This chronic inflammation leads to
vascular remodeling and further endothelial injury (McCance&Huether,
2006). Hypertensive patients also have
increased concentrations of norepinephrine, a potent vasoconstrictor (Reeder,
2001). Another factor that increases
vascular tone is insulin resistance, which was described earlier. Another important contributor to endothelial
dysfunction is oxidative stress.
Metabolic syndrome, which is a combination of hyperinsulinemia, dyslipemia
and hypertension, is believed to cause an increase in the generation of
reactive oxygen species (ROS) (Grossman, 2008). ROS decreases the
bioavailability of NO and also increase the expression of endothelin (Seccia, 2005).

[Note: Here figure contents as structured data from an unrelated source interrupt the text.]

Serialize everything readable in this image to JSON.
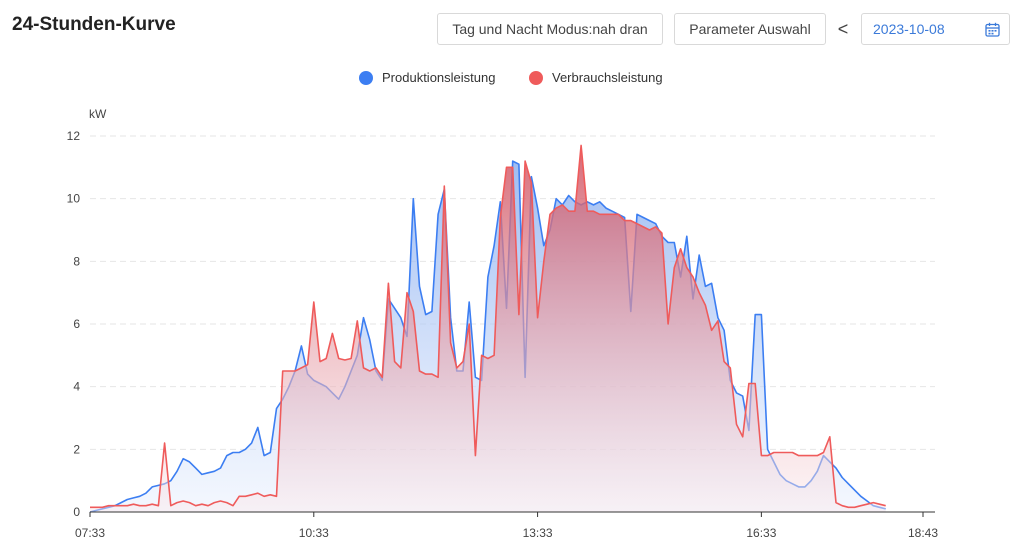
{
  "header": {
    "title": "24-Stunden-Kurve",
    "mode_button": "Tag und Nacht Modus:nah dran",
    "param_button": "Parameter Auswahl",
    "prev_symbol": "<",
    "date": "2023-10-08"
  },
  "icons": {
    "prev": "chevron-left-icon",
    "calendar": "calendar-icon"
  },
  "colors": {
    "production": "#3c7ef2",
    "consumption": "#ef5b5b",
    "grid": "#e6e6e6",
    "date_text": "#3b7ad9"
  },
  "chart_data": {
    "type": "area",
    "ylabel": "kW",
    "ylim": [
      0,
      12
    ],
    "yticks": [
      0,
      2,
      4,
      6,
      8,
      10,
      12
    ],
    "xlim_minutes_since_midnight": [
      453,
      1123
    ],
    "xticks": [
      "07:33",
      "10:33",
      "13:33",
      "16:33",
      "18:43"
    ],
    "grid": true,
    "legend_position": "top-center",
    "series": [
      {
        "name": "Produktionsleistung",
        "color": "#3c7ef2",
        "points": [
          [
            "07:33",
            0
          ],
          [
            "07:38",
            0.05
          ],
          [
            "07:43",
            0.1
          ],
          [
            "07:48",
            0.15
          ],
          [
            "07:53",
            0.2
          ],
          [
            "07:58",
            0.3
          ],
          [
            "08:03",
            0.4
          ],
          [
            "08:08",
            0.45
          ],
          [
            "08:13",
            0.5
          ],
          [
            "08:18",
            0.6
          ],
          [
            "08:23",
            0.8
          ],
          [
            "08:28",
            0.85
          ],
          [
            "08:33",
            0.9
          ],
          [
            "08:38",
            1.0
          ],
          [
            "08:43",
            1.3
          ],
          [
            "08:48",
            1.7
          ],
          [
            "08:53",
            1.6
          ],
          [
            "08:58",
            1.4
          ],
          [
            "09:03",
            1.2
          ],
          [
            "09:08",
            1.25
          ],
          [
            "09:13",
            1.3
          ],
          [
            "09:18",
            1.4
          ],
          [
            "09:23",
            1.8
          ],
          [
            "09:28",
            1.9
          ],
          [
            "09:33",
            1.9
          ],
          [
            "09:38",
            2.0
          ],
          [
            "09:43",
            2.2
          ],
          [
            "09:48",
            2.7
          ],
          [
            "09:53",
            1.8
          ],
          [
            "09:58",
            1.9
          ],
          [
            "10:03",
            3.3
          ],
          [
            "10:08",
            3.6
          ],
          [
            "10:13",
            4.0
          ],
          [
            "10:18",
            4.5
          ],
          [
            "10:23",
            5.3
          ],
          [
            "10:28",
            4.4
          ],
          [
            "10:33",
            4.2
          ],
          [
            "10:38",
            4.1
          ],
          [
            "10:43",
            4.0
          ],
          [
            "10:48",
            3.8
          ],
          [
            "10:53",
            3.6
          ],
          [
            "10:58",
            4.0
          ],
          [
            "11:03",
            4.5
          ],
          [
            "11:08",
            5.0
          ],
          [
            "11:13",
            6.2
          ],
          [
            "11:18",
            5.5
          ],
          [
            "11:23",
            4.5
          ],
          [
            "11:28",
            4.2
          ],
          [
            "11:33",
            6.8
          ],
          [
            "11:38",
            6.5
          ],
          [
            "11:43",
            6.2
          ],
          [
            "11:48",
            5.6
          ],
          [
            "11:53",
            10.0
          ],
          [
            "11:58",
            7.2
          ],
          [
            "12:03",
            6.3
          ],
          [
            "12:08",
            6.4
          ],
          [
            "12:13",
            9.5
          ],
          [
            "12:18",
            10.3
          ],
          [
            "12:23",
            6.2
          ],
          [
            "12:28",
            4.5
          ],
          [
            "12:33",
            4.5
          ],
          [
            "12:38",
            6.7
          ],
          [
            "12:43",
            4.3
          ],
          [
            "12:48",
            4.2
          ],
          [
            "12:53",
            7.5
          ],
          [
            "12:58",
            8.5
          ],
          [
            "13:03",
            9.9
          ],
          [
            "13:08",
            6.5
          ],
          [
            "13:13",
            11.2
          ],
          [
            "13:18",
            11.1
          ],
          [
            "13:23",
            4.3
          ],
          [
            "13:28",
            10.7
          ],
          [
            "13:33",
            9.7
          ],
          [
            "13:38",
            8.5
          ],
          [
            "13:43",
            9.0
          ],
          [
            "13:48",
            10.0
          ],
          [
            "13:53",
            9.8
          ],
          [
            "13:58",
            10.1
          ],
          [
            "14:03",
            9.9
          ],
          [
            "14:08",
            9.8
          ],
          [
            "14:13",
            9.9
          ],
          [
            "14:18",
            9.8
          ],
          [
            "14:23",
            9.9
          ],
          [
            "14:28",
            9.7
          ],
          [
            "14:33",
            9.6
          ],
          [
            "14:38",
            9.5
          ],
          [
            "14:43",
            9.4
          ],
          [
            "14:48",
            6.4
          ],
          [
            "14:53",
            9.5
          ],
          [
            "14:58",
            9.4
          ],
          [
            "15:03",
            9.3
          ],
          [
            "15:08",
            9.2
          ],
          [
            "15:13",
            8.8
          ],
          [
            "15:18",
            8.6
          ],
          [
            "15:23",
            8.6
          ],
          [
            "15:28",
            7.5
          ],
          [
            "15:33",
            8.8
          ],
          [
            "15:38",
            6.8
          ],
          [
            "15:43",
            8.2
          ],
          [
            "15:48",
            7.2
          ],
          [
            "15:53",
            7.3
          ],
          [
            "15:58",
            6.2
          ],
          [
            "16:03",
            5.8
          ],
          [
            "16:08",
            4.2
          ],
          [
            "16:13",
            3.8
          ],
          [
            "16:18",
            3.7
          ],
          [
            "16:23",
            2.6
          ],
          [
            "16:28",
            6.3
          ],
          [
            "16:33",
            6.3
          ],
          [
            "16:38",
            2.0
          ],
          [
            "16:43",
            1.6
          ],
          [
            "16:48",
            1.2
          ],
          [
            "16:53",
            1.0
          ],
          [
            "16:58",
            0.9
          ],
          [
            "17:03",
            0.8
          ],
          [
            "17:08",
            0.8
          ],
          [
            "17:13",
            1.0
          ],
          [
            "17:18",
            1.3
          ],
          [
            "17:23",
            1.8
          ],
          [
            "17:28",
            1.6
          ],
          [
            "17:33",
            1.4
          ],
          [
            "17:38",
            1.1
          ],
          [
            "17:43",
            0.9
          ],
          [
            "17:48",
            0.7
          ],
          [
            "17:53",
            0.5
          ],
          [
            "17:58",
            0.35
          ],
          [
            "18:03",
            0.2
          ],
          [
            "18:08",
            0.15
          ],
          [
            "18:13",
            0.1
          ]
        ]
      },
      {
        "name": "Verbrauchsleistung",
        "color": "#ef5b5b",
        "points": [
          [
            "07:33",
            0.15
          ],
          [
            "07:38",
            0.15
          ],
          [
            "07:43",
            0.15
          ],
          [
            "07:48",
            0.2
          ],
          [
            "07:53",
            0.2
          ],
          [
            "07:58",
            0.2
          ],
          [
            "08:03",
            0.2
          ],
          [
            "08:08",
            0.25
          ],
          [
            "08:13",
            0.2
          ],
          [
            "08:18",
            0.2
          ],
          [
            "08:23",
            0.25
          ],
          [
            "08:28",
            0.2
          ],
          [
            "08:33",
            2.2
          ],
          [
            "08:38",
            0.2
          ],
          [
            "08:43",
            0.3
          ],
          [
            "08:48",
            0.35
          ],
          [
            "08:53",
            0.3
          ],
          [
            "08:58",
            0.2
          ],
          [
            "09:03",
            0.25
          ],
          [
            "09:08",
            0.2
          ],
          [
            "09:13",
            0.3
          ],
          [
            "09:18",
            0.35
          ],
          [
            "09:23",
            0.3
          ],
          [
            "09:28",
            0.2
          ],
          [
            "09:33",
            0.5
          ],
          [
            "09:38",
            0.5
          ],
          [
            "09:43",
            0.55
          ],
          [
            "09:48",
            0.6
          ],
          [
            "09:53",
            0.5
          ],
          [
            "09:58",
            0.55
          ],
          [
            "10:03",
            0.5
          ],
          [
            "10:08",
            4.5
          ],
          [
            "10:13",
            4.5
          ],
          [
            "10:18",
            4.5
          ],
          [
            "10:23",
            4.6
          ],
          [
            "10:28",
            4.7
          ],
          [
            "10:33",
            6.7
          ],
          [
            "10:38",
            4.8
          ],
          [
            "10:43",
            4.9
          ],
          [
            "10:48",
            5.7
          ],
          [
            "10:53",
            4.9
          ],
          [
            "10:58",
            4.85
          ],
          [
            "11:03",
            4.9
          ],
          [
            "11:08",
            6.1
          ],
          [
            "11:13",
            4.6
          ],
          [
            "11:18",
            4.5
          ],
          [
            "11:23",
            4.6
          ],
          [
            "11:28",
            4.3
          ],
          [
            "11:33",
            7.3
          ],
          [
            "11:38",
            4.8
          ],
          [
            "11:43",
            4.6
          ],
          [
            "11:48",
            7.0
          ],
          [
            "11:53",
            6.4
          ],
          [
            "11:58",
            4.5
          ],
          [
            "12:03",
            4.4
          ],
          [
            "12:08",
            4.4
          ],
          [
            "12:13",
            4.3
          ],
          [
            "12:18",
            10.4
          ],
          [
            "12:23",
            5.4
          ],
          [
            "12:28",
            4.6
          ],
          [
            "12:33",
            4.8
          ],
          [
            "12:38",
            6.0
          ],
          [
            "12:43",
            1.8
          ],
          [
            "12:48",
            5.0
          ],
          [
            "12:53",
            4.9
          ],
          [
            "12:58",
            5.0
          ],
          [
            "13:03",
            9.4
          ],
          [
            "13:08",
            11.0
          ],
          [
            "13:13",
            11.0
          ],
          [
            "13:18",
            6.3
          ],
          [
            "13:23",
            11.2
          ],
          [
            "13:28",
            10.5
          ],
          [
            "13:33",
            6.2
          ],
          [
            "13:38",
            8.0
          ],
          [
            "13:43",
            9.5
          ],
          [
            "13:48",
            9.7
          ],
          [
            "13:53",
            9.8
          ],
          [
            "13:58",
            9.6
          ],
          [
            "14:03",
            9.6
          ],
          [
            "14:08",
            11.7
          ],
          [
            "14:13",
            9.6
          ],
          [
            "14:18",
            9.6
          ],
          [
            "14:23",
            9.5
          ],
          [
            "14:28",
            9.5
          ],
          [
            "14:33",
            9.5
          ],
          [
            "14:38",
            9.5
          ],
          [
            "14:43",
            9.3
          ],
          [
            "14:48",
            9.3
          ],
          [
            "14:53",
            9.2
          ],
          [
            "14:58",
            9.1
          ],
          [
            "15:03",
            9.0
          ],
          [
            "15:08",
            9.1
          ],
          [
            "15:13",
            8.9
          ],
          [
            "15:18",
            6.0
          ],
          [
            "15:23",
            7.8
          ],
          [
            "15:28",
            8.4
          ],
          [
            "15:33",
            7.8
          ],
          [
            "15:38",
            7.5
          ],
          [
            "15:43",
            7.0
          ],
          [
            "15:48",
            6.6
          ],
          [
            "15:53",
            5.8
          ],
          [
            "15:58",
            6.1
          ],
          [
            "16:03",
            4.8
          ],
          [
            "16:08",
            4.6
          ],
          [
            "16:13",
            2.8
          ],
          [
            "16:18",
            2.4
          ],
          [
            "16:23",
            4.1
          ],
          [
            "16:28",
            4.1
          ],
          [
            "16:33",
            1.8
          ],
          [
            "16:38",
            1.8
          ],
          [
            "16:43",
            1.9
          ],
          [
            "16:48",
            1.9
          ],
          [
            "16:53",
            1.9
          ],
          [
            "16:58",
            1.9
          ],
          [
            "17:03",
            1.8
          ],
          [
            "17:08",
            1.8
          ],
          [
            "17:13",
            1.8
          ],
          [
            "17:18",
            1.8
          ],
          [
            "17:23",
            1.9
          ],
          [
            "17:28",
            2.4
          ],
          [
            "17:33",
            0.3
          ],
          [
            "17:38",
            0.2
          ],
          [
            "17:43",
            0.15
          ],
          [
            "17:48",
            0.15
          ],
          [
            "17:53",
            0.2
          ],
          [
            "17:58",
            0.25
          ],
          [
            "18:03",
            0.3
          ],
          [
            "18:08",
            0.25
          ],
          [
            "18:13",
            0.2
          ]
        ]
      }
    ]
  }
}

Electrocardiography is critical tool in the diagnosis of myocardial ischemia (Huether & McCance, 2006). Electrocardiography (EKG) should be the first test to rule out acute myocardial infarction (AMI). The electrocardiography (EKG) records the electrical forces produced by the heart. P waves are produced by depolarization of the atria. Whereas, depolarization of the ventricles, produce the QRS complex. T waves are produced by repolarization of the ventricles (AHA, 2009). When there is myocardial damage or ischemia, there are EKG changes due to the changes in electrical current flow. Changes in an EKG can provide information about the site of coronary artery occlusion, myocardial ischemia and of the presence of tissue necrosis. Ischemia causes conduction abnormalities that lead to changes in EKGs and possible dysrhythmias.